人工的な香りがニガテである。ニガテ、というとなんだか趣味嗜好の範疇というか、我慢すればいいような響きを個人的には感じるので、もうちょっとしっくりくる言葉があったらいいのに、と思う。というのも、好き嫌いが言いたいんじゃなくて、具合が悪くなってしまうという話がしたいのである。

こういう話をすると、同じ感覚を持っているひとからはものすごく共感してもらえるのだけど、そうではないひとからすると想像しにくいかもしれない。香水や香りの強い化粧品、ハンドクリームなどは香りも含めて「おしゃれ」なので、やめてくれとも言いづらいものがある。だからその場から自分が去る、つまりできるだけ距離をとってその香りから自衛するのだけど、混雑した電車やエレベーターの中は逃げづらいことも多々ある。そんなときはマスクをした口の中をミンティアとか飴玉とかガムとか「大丈夫な匂い」で満たして対抗する。

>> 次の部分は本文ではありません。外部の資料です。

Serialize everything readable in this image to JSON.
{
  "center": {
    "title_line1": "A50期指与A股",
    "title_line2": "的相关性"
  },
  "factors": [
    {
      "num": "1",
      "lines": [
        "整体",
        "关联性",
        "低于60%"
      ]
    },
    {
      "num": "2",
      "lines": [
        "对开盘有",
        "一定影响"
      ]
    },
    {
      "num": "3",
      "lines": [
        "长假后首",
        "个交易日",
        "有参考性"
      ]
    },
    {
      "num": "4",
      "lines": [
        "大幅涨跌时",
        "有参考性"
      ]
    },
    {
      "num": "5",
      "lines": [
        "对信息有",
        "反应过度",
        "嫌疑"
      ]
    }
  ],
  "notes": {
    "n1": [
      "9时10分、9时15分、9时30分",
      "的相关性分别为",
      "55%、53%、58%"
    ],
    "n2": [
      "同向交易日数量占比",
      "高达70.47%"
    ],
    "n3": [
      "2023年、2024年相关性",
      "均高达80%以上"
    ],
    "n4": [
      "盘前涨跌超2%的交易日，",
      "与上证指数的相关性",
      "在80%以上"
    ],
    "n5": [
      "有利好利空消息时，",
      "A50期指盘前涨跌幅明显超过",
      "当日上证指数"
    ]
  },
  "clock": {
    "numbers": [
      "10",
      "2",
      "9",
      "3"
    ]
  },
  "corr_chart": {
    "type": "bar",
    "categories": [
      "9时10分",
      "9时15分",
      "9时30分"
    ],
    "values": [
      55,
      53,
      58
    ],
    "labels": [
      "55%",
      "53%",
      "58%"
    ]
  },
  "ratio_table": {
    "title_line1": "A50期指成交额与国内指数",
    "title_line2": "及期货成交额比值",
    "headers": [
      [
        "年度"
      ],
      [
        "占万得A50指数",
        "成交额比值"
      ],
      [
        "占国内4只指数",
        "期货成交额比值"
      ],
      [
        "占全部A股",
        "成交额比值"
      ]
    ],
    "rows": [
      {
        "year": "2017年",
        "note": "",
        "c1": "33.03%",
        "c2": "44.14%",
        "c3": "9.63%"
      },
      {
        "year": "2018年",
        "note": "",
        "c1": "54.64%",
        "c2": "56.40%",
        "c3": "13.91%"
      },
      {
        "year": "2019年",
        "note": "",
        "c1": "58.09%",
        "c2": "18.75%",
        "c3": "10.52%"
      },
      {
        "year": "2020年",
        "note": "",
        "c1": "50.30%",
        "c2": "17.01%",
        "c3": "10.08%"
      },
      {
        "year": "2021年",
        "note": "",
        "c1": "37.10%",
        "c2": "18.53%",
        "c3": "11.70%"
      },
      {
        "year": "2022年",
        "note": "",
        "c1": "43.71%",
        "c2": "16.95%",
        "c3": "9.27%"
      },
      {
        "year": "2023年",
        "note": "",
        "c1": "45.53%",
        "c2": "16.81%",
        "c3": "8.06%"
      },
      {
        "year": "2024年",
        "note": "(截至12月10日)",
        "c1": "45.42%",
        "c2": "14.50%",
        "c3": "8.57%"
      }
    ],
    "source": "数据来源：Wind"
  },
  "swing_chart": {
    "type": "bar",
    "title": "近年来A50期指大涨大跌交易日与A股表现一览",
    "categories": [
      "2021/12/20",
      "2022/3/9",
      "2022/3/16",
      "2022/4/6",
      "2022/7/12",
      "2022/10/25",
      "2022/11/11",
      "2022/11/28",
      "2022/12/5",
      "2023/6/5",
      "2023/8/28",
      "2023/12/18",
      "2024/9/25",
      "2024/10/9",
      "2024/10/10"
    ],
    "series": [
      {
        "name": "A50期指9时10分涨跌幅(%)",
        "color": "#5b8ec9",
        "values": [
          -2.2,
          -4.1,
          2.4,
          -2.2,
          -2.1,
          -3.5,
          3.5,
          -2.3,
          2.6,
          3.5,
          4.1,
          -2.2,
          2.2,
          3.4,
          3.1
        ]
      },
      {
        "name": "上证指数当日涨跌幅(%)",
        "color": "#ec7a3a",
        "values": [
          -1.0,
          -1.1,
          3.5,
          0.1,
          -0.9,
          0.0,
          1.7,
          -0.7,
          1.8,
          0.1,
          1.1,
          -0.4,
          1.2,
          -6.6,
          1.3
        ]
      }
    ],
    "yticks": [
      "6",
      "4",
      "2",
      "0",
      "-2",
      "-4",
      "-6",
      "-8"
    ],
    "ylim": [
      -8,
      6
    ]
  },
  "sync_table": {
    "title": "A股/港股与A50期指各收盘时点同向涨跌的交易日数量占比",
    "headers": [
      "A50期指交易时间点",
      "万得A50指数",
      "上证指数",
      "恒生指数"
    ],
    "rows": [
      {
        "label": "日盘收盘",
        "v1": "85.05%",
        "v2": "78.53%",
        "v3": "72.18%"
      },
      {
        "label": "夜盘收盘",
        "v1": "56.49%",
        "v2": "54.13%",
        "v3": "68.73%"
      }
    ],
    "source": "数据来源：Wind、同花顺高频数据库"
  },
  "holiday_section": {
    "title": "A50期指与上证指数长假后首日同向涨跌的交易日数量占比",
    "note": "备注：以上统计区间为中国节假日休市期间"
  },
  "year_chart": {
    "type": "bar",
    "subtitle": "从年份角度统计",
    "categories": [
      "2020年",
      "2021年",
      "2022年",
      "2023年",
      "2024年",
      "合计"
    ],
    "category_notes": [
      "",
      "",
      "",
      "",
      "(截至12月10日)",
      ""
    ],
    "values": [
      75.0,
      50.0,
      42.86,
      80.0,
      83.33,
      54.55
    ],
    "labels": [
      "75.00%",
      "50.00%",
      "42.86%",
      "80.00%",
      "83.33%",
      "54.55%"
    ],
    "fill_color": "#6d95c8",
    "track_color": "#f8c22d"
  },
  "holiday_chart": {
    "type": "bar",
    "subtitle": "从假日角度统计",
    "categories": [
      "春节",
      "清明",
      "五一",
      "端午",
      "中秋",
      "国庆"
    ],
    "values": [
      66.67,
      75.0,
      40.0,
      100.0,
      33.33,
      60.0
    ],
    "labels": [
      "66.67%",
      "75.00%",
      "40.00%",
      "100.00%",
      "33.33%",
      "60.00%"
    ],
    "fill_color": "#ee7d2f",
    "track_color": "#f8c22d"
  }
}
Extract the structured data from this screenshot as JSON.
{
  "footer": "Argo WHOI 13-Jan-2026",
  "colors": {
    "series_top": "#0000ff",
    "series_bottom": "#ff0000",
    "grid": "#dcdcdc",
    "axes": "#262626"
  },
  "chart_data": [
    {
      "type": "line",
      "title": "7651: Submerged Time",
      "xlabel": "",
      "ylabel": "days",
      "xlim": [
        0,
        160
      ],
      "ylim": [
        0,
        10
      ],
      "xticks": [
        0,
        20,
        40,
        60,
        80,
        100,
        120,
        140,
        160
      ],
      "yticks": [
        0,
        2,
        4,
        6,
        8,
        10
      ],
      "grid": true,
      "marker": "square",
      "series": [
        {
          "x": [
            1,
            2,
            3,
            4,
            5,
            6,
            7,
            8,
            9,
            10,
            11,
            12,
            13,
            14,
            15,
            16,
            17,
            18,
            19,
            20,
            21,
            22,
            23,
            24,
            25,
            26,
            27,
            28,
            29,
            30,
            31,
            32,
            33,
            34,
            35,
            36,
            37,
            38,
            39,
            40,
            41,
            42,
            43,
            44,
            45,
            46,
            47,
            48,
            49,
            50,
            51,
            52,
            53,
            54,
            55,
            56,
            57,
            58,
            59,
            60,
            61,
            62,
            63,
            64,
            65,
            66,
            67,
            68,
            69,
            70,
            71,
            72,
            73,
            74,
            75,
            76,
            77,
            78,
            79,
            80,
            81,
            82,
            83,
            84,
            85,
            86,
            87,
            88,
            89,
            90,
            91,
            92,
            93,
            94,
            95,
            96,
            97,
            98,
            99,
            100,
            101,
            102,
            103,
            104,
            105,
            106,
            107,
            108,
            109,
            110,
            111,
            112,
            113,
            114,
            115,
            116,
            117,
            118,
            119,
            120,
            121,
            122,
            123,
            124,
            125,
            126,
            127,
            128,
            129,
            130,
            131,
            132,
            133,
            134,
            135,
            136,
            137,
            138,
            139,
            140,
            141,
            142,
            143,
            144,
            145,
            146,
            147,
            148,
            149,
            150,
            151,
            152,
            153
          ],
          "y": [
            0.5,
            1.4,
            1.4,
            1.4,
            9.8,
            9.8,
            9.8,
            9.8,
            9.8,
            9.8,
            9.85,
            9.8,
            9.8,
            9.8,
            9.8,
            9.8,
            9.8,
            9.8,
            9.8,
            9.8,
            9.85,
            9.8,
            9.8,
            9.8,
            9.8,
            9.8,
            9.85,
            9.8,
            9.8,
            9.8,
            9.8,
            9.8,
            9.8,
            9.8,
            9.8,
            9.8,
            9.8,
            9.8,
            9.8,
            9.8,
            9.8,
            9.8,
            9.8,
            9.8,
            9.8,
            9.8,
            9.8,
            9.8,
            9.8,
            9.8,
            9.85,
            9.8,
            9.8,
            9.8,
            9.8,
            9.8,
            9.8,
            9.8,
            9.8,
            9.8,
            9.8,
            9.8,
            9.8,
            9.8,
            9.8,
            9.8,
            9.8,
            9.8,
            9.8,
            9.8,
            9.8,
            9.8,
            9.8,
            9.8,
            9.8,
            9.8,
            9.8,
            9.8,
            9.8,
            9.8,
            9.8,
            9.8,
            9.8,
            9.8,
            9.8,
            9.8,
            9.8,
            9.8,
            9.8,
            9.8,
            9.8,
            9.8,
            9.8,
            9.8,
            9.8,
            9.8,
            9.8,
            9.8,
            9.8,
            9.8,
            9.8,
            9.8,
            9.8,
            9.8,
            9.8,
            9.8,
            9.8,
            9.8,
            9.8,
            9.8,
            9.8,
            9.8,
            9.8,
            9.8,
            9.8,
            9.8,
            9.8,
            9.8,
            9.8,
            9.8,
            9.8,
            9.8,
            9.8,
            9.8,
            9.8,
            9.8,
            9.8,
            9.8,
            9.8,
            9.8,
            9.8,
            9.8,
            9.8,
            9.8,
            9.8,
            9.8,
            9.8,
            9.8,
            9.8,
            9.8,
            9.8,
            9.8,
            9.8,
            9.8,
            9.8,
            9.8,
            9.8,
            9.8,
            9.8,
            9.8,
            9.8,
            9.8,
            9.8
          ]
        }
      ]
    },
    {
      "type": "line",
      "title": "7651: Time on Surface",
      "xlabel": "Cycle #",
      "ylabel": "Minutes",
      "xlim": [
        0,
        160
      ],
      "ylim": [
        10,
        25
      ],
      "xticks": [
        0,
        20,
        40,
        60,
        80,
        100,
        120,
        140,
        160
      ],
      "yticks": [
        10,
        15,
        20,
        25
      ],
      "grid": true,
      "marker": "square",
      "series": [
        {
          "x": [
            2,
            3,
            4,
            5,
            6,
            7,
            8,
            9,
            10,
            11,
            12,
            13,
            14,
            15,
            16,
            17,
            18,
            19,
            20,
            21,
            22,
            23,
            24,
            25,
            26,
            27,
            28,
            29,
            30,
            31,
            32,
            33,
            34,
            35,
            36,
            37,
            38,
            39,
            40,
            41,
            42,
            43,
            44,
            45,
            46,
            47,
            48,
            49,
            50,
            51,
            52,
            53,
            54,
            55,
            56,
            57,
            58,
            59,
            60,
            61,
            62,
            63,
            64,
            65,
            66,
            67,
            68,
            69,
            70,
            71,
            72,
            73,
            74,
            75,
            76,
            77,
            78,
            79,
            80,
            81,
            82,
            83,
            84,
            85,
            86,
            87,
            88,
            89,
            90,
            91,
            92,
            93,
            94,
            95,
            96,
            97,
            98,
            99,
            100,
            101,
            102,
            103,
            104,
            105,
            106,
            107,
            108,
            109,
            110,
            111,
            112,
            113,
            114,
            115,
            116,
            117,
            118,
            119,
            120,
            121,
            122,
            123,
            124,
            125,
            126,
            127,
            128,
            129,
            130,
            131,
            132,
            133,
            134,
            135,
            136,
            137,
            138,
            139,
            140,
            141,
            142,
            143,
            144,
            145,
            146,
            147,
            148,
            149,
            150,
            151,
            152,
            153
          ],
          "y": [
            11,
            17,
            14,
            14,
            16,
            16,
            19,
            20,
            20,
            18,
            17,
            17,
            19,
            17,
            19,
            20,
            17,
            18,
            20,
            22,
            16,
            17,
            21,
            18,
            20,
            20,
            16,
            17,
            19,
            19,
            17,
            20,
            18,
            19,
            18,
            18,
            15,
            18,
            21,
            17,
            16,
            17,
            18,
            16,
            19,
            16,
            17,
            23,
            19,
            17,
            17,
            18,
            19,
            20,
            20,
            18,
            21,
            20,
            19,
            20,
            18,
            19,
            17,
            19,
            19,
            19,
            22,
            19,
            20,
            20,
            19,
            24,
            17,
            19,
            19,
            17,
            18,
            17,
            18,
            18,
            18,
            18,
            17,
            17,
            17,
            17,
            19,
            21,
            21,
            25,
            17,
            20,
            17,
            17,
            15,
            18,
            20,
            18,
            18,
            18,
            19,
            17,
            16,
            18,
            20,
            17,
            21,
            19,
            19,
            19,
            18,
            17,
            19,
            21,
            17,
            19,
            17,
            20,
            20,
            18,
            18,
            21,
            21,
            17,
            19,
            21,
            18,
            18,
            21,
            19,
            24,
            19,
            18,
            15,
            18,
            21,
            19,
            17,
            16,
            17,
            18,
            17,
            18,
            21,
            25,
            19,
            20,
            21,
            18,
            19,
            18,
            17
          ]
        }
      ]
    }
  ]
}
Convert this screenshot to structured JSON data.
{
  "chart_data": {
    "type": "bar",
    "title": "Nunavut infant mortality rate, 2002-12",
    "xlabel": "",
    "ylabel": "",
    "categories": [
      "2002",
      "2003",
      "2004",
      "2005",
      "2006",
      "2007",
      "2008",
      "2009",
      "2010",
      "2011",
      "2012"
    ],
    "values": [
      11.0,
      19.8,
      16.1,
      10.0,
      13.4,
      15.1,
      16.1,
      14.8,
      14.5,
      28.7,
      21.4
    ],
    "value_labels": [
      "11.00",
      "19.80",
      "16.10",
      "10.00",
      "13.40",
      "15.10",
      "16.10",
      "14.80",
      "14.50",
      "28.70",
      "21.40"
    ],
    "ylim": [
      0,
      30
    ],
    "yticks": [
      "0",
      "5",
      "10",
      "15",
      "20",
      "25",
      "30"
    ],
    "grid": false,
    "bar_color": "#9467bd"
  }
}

この身体との付き合いも40年近くなってきて、どういう香りが大丈夫でどういう香りは危険なのか、だいたい自分でわかると思っていたのだけど、今朝、久しぶりに「大丈夫だと思って吸い込んでいたらどんどん血の気がひいていった」という体験をした。それは住居用洗剤の香りだった。柑橘系のオイルが入っているタイプなので最初は大丈夫だと思っていたのだけど(果物の香りはだいたい大丈夫)、吸い込んで3分くらい経ったとところで気持ち悪くなってしまって、そのまま顔色がどんどん失せて消え、結局、そのまま3時間くらい布団でへたばって過ごした。

繊細、華奢、か弱い、みたいなイメージに憧れていた時代もあったけど、もはやそういうのも飽きてしまって今は面倒くさいが勝っている。この体質は鍛錬とかでどうにかなるものなのだろうか。そもそも何科にかかったらいいんだろう。

どこの現場に行ってもおしゃれで香りを身につけているひとはいて、近くでコミュニケートしたいのだけど香りの問題で近づけないということが現実に起きている。たぶん、大半のひとにとってはよい香りなんだと思うのだけど、好き嫌いとかいい悪いとかじゃなくて車に酔ったみたいな状態になっちゃって、立っていられなくなったり酷いときは寝込んでしまうから怖くて近づけないのだ。だからと言って、私のためにやめてくれっていう話はしづらいから、そっと距離をとって自衛している。

こういう体質のひと、私だけじゃないと思うんだけど、みんなどうしているのかしら。我慢するしかないのかなぁ。耐性をつける方法とか、こういう医者にかかれば治療法があるとか、そういう情報に出会えたらいいな。